Transatlantic cargo is carried in the bellies of more than 80 weekly passenger aircraft leaving for Europe or on the main-deck of B747 freighters on Amsterdam, Milan, Frankfurt and Paris routes, according to the airport.

David Dundas, regional director of sales for the mid- & southern US, said his group will replace Northwest’s DC-10 for the newer model MD-11, capable of transporting 18 tons of cargo.

KLM has been offering direct flights to Amsterdam, the airline’s hub, from New York, Chicago, Houston, Los Angeles, San Francisco and Memphis for decades. Airline officials said a growing demand for transatlantic transportation of general and special cargo drove them to start service from Miami.

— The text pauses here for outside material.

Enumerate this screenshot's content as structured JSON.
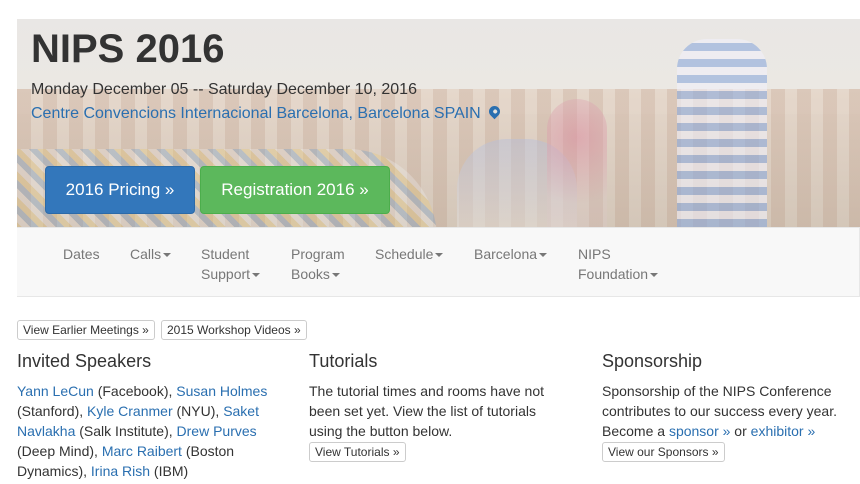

While reaching about 250 destinations around the world, passengers arriving at Amsterdam’s airport can make KLM connections to other countries in Europe, and the Middle East and Far East regions, he said.

Mr. Mangos said KLM, known for its professional cargo handling, will be the only carrier at Miami International bound to Amsterdam that will transport cargo and passengers on the same plane.

Henry Schulkin, president of Market Information Analyses Inc. in Miami Beach, said exports through Miami International to Europe in 2001 had a dollar value of about $2.1 billion and $89 million went to the Netherlands. About $60 million of that, Mr. Schulkin said, was high-tech and medical equipment, computer and peripherals, and aircraft and spacecraft parts.